Regex.ai is an AI-powered tool that generates regular expressions. It can accurately generate regular expressions that match specific patterns in text with precision. Whether you're a novice or an expert, Regex.ai's intuitive interface makes it easy to input sample text and generate complex regular expressions quickly and efficiently. Overall, Regex.ai is a game-changer that will save you time and streamline your workflow.
AdieuToLogic · 2 years ago
> Regex.ai is an AI-powered tool that generates regular expressions.

Or, just write regular expressions?

> ... Regex.ai's intuitive interface makes it easy to input sample text and generate complex regular expressions quickly and efficiently.

See: https://www.ibm.com/topics/overfitting

Inputting the sample text:

  foo bar baz
  baz bar foo
And highlighting the first "baz" produced patterns which all had "[A-Z][a-z]*@libertylabs\\.ai" included, assumedly due to the default inclusions.

Removing those and highlighting the second "baz" resulted "<Agent B>" as the results in one case.

There is no explanation of any patterns generated. If a person is to use one of the generated patterns and Regex.ai is supposed to "save you time and streamline your workflow", no matter "[w]hether you're a novice or an expert", then some form of verification and/or explanation must exist.

Otherwise, a person must know how to formulate regular expressions in order to determine which, if any, of the presented options are applicable. And if a person knows how to formulate regular expressions, then why would they use Regex.ai?

anileated · 2 years ago
I often find it faster to write something from scratch rather than to work with someone else’s code to fix it. In the latter case I need to understand the intent, the whys behind the choices.

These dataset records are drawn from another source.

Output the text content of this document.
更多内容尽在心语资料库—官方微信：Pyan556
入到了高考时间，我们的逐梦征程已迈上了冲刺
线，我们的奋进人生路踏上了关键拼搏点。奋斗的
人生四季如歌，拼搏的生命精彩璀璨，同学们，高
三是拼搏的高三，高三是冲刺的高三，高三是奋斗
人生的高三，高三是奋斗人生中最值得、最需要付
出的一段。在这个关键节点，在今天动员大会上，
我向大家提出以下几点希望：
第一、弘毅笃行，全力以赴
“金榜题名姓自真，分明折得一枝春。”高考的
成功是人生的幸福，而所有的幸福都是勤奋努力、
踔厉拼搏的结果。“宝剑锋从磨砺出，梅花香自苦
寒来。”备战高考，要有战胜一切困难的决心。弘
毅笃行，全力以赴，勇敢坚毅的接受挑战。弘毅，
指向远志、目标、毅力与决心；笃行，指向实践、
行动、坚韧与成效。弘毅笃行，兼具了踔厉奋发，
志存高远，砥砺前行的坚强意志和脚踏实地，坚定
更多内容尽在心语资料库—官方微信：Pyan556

Well guess what, LLM-generated code is someone else’s code: an amalgamation derived from many peoples’ code. Except those people are ‘helpfully’ “abstracted away” from you by the middleman, so you can’t know their original intents and choices. What’s worse, it’s someone else’s code that will be treated as your code—unlike working with a legacy system that everyone knows was written by some guy, in this case any bugs will be squarely on you.

AdieuToLogic · 2 years ago
This offering, and the other half-dozen like it this past week or so, is like giving a kid a flamethrower.

It's all fun and games until they burn down your house.

> ... I need to understand the intent, the whys behind the choices.

As do I.

And that is something ChatGPT-X (for any given X) cannot provide, regardless of whether or not what is produced is correct. Perhaps with some form of backward chaining[0] a ChatGPT-X someday can explain how it arrived at what was produced works.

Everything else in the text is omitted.